I think there is one good use for geothermal in most areas, namely heating and cooling homes (and possibly larger buildings). In most of the continental US, the temperature ten or twenty feet underground is a somewhat steady ~50 degrees F (ten C). That means that in the summer, when you need to cool the house, the ground is plenty cool, and a heat pump can transfer that heat; and in the winter, the ground is warmer than the air (for places that go around freezing or below), and again a heat pump can transfer that heat.
Yes, that is what I was referring to when I wrote "Good for winter/summer thermal averaging, perhaps, but not much more."
http://www.geoffreylandis.com
This is the same agency that lists "Green Jobs" as people who drive garbage trucks.
Best wait until the swamp is drained, and agencies are pushed to reporting actual facts rather than driving a political agenda.
Murphy was an optimist
Haha, have you checked what year it is? People are saying all sorts of insane things on the internet and they're perfectly serious about it. Deadpan is hard to pick up via text sometimes. Thanks for the clarification. :-)
The GP is clearly sarcastic. I don't get the trigger-happy mods and the virtue-signaling replies.
I was the GP. I thought complaining about not being able to dump mercury into rivers would clearly signal that I was being sarcastic. (BTW last week Trump really did block an Obama rule keeping mercury out of rivers.)
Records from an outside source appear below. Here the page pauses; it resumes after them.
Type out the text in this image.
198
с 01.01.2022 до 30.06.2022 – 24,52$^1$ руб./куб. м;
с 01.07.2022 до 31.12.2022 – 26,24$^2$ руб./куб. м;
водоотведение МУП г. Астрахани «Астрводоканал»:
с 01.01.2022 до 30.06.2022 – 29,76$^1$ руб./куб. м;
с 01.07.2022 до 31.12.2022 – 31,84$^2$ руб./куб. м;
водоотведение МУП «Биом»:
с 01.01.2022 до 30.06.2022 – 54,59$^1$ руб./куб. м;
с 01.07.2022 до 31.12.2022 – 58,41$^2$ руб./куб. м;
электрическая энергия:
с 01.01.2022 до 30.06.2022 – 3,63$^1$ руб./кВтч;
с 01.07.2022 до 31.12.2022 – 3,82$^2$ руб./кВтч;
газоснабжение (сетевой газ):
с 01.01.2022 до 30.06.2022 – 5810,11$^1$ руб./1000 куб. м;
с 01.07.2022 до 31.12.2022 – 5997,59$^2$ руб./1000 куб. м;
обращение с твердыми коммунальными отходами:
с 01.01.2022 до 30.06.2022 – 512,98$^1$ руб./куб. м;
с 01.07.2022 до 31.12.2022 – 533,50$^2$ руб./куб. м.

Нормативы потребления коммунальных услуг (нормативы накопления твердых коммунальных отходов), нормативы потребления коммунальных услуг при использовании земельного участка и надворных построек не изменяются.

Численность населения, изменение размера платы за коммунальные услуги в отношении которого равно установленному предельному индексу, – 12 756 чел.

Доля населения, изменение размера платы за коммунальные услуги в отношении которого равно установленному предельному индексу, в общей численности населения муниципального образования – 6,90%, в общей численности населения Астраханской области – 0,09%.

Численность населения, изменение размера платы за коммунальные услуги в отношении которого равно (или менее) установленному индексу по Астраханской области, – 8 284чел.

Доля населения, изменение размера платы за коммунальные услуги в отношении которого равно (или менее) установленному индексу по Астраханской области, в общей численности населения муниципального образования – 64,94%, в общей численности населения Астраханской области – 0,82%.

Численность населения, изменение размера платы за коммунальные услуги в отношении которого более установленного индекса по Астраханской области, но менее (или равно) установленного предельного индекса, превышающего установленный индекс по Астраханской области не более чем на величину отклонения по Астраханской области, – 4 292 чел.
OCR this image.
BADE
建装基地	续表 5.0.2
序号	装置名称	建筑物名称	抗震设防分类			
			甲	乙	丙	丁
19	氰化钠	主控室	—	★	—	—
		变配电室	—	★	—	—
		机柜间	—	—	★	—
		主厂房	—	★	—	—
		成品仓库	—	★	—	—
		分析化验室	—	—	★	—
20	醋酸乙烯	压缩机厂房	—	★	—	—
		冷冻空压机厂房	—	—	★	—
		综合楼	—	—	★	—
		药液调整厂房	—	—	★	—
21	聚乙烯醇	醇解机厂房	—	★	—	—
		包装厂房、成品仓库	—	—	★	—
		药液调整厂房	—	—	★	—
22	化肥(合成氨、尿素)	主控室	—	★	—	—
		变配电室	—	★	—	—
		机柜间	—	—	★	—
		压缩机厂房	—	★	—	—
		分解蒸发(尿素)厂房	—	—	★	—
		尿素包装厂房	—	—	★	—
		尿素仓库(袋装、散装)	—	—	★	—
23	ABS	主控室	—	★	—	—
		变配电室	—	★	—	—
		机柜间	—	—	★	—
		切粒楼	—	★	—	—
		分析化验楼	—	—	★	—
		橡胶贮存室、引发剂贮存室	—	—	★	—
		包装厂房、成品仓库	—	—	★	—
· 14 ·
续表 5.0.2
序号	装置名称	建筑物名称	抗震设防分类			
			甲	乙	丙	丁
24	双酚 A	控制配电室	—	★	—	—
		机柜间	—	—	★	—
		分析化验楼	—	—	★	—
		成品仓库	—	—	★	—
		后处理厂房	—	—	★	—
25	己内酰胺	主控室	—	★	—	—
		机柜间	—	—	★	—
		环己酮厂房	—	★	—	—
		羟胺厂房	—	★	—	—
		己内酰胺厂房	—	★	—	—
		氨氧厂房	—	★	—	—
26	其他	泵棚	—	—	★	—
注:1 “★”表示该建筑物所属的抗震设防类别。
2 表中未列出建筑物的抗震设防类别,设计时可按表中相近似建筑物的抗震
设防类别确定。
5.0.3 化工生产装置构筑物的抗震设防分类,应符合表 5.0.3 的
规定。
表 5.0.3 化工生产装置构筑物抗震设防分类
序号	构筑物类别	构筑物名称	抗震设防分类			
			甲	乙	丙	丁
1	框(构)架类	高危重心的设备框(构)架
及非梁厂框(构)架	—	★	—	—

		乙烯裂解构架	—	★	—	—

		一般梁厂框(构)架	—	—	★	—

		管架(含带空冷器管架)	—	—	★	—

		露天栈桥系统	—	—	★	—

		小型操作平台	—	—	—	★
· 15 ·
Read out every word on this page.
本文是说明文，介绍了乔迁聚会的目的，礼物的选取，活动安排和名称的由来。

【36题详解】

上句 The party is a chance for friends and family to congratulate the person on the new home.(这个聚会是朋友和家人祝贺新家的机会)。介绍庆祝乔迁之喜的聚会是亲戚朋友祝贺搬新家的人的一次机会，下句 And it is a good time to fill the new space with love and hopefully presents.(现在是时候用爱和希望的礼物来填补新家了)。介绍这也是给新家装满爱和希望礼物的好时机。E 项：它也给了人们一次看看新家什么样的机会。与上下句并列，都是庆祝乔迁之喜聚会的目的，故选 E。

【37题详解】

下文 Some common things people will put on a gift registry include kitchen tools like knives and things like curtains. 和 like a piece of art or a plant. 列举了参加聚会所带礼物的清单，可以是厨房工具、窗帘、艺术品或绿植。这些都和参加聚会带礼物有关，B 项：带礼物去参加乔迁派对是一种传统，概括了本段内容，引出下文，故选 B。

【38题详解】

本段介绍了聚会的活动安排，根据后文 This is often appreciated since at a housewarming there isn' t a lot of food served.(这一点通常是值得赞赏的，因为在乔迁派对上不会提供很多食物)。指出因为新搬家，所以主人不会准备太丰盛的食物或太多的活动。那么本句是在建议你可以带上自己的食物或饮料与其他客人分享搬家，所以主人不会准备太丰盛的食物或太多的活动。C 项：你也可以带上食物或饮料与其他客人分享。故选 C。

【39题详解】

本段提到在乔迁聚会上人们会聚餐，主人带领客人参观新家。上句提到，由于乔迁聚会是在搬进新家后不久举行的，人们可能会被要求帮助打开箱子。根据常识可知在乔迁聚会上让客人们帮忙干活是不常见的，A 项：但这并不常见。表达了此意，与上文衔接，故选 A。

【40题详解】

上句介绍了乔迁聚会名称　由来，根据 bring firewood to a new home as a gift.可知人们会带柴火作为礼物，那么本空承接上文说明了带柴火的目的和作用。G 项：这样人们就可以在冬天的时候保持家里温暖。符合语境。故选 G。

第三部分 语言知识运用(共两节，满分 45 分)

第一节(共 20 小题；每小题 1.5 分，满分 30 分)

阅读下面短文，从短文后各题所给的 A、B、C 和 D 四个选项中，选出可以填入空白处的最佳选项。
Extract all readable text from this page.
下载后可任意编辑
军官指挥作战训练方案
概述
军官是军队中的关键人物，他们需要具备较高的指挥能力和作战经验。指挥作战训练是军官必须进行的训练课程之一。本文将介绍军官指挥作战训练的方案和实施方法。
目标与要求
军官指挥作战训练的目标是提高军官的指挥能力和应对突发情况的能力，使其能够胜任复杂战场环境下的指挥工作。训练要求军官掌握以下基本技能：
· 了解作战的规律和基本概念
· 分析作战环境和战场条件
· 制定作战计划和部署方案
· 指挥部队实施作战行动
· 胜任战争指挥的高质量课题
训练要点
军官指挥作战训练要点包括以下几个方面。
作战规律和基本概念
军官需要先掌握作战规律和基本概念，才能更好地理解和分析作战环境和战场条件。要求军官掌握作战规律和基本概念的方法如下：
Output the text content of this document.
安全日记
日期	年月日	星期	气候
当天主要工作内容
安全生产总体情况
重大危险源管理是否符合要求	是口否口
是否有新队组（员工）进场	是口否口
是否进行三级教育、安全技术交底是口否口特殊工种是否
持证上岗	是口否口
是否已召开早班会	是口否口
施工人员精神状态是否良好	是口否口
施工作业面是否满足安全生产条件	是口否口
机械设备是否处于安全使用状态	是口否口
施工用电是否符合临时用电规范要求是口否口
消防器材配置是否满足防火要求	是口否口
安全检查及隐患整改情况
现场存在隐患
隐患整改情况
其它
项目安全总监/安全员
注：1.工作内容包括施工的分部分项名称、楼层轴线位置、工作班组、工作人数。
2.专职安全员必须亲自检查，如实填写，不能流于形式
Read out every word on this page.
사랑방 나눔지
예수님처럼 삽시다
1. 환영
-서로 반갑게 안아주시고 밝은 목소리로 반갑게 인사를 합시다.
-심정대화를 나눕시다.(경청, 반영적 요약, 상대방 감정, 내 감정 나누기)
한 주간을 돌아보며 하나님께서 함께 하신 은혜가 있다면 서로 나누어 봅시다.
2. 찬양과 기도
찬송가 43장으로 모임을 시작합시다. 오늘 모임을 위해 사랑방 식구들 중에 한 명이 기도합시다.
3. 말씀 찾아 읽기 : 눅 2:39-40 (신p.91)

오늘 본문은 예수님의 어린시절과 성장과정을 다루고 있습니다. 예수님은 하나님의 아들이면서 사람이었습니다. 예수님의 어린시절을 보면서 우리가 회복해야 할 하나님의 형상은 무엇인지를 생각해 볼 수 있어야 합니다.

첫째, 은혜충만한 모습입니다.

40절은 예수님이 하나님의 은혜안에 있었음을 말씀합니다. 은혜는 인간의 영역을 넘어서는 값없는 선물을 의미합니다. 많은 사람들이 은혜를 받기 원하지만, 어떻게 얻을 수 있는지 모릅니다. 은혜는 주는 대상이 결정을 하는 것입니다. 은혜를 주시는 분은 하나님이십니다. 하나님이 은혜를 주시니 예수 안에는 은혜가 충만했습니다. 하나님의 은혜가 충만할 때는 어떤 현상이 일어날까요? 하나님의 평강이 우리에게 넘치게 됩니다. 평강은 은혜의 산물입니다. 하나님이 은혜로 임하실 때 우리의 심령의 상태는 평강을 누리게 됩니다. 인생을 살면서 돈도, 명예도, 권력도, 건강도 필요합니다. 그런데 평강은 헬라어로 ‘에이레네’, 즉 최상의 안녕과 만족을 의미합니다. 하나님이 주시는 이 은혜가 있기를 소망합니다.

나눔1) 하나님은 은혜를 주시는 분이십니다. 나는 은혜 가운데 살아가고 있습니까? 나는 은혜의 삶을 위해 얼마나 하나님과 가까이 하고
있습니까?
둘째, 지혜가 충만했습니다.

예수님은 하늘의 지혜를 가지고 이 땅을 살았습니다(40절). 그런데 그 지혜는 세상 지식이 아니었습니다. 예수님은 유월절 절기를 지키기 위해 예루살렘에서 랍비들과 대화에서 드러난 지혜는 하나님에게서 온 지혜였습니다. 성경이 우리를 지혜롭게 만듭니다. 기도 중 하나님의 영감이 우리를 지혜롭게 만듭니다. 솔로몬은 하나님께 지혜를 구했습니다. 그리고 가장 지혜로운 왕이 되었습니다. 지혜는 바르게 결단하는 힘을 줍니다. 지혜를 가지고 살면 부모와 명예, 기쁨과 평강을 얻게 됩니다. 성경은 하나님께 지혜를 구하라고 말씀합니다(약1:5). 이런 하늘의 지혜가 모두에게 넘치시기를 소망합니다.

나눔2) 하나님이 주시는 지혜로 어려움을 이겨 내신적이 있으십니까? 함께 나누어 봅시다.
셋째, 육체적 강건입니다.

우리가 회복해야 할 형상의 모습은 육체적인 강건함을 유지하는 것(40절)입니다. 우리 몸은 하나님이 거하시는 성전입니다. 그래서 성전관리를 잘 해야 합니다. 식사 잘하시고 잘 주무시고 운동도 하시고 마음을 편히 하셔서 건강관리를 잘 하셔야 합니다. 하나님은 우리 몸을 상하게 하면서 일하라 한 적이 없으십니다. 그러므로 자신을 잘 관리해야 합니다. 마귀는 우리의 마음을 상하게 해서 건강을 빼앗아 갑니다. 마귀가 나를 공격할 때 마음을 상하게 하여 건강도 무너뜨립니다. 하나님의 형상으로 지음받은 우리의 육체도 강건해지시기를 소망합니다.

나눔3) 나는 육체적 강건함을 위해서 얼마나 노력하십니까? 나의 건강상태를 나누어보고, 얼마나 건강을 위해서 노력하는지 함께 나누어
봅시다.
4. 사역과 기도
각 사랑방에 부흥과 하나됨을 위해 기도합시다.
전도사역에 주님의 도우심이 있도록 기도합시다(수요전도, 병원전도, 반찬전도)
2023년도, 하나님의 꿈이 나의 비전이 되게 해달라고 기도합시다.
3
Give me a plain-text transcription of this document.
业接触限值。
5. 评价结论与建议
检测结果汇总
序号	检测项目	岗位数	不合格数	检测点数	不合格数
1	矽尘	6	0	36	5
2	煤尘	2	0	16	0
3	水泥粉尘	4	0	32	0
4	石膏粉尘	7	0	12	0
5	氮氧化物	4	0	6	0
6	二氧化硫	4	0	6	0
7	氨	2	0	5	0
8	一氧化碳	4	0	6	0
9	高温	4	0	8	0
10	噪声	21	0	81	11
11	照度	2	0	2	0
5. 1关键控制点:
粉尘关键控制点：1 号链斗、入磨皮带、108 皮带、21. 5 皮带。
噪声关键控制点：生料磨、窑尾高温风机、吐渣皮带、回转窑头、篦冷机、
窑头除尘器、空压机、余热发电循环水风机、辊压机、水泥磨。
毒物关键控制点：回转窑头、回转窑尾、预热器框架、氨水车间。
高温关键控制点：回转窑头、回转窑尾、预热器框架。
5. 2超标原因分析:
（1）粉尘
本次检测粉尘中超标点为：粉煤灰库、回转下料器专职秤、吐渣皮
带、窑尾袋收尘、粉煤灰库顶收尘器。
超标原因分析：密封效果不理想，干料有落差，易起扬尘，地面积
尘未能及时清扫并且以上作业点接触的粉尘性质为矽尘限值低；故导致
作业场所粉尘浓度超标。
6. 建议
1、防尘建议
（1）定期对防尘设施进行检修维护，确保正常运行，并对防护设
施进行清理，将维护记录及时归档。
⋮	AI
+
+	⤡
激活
I'm impressed the post got modded to hell as if I were being serious. (What could have happened to put everyone is in such a grouchy mood lately?)
And now my comment has been downmodded, too. This is what happens when you combine idiocracy and internet. And things are going to get gradually worse.
"The agriculture ministry is not in charge of Gundam" - Japanese ministry official.
so how much do you get paid for this shilling?
The guy who said the election was rigged won the presidency with the second-most votes.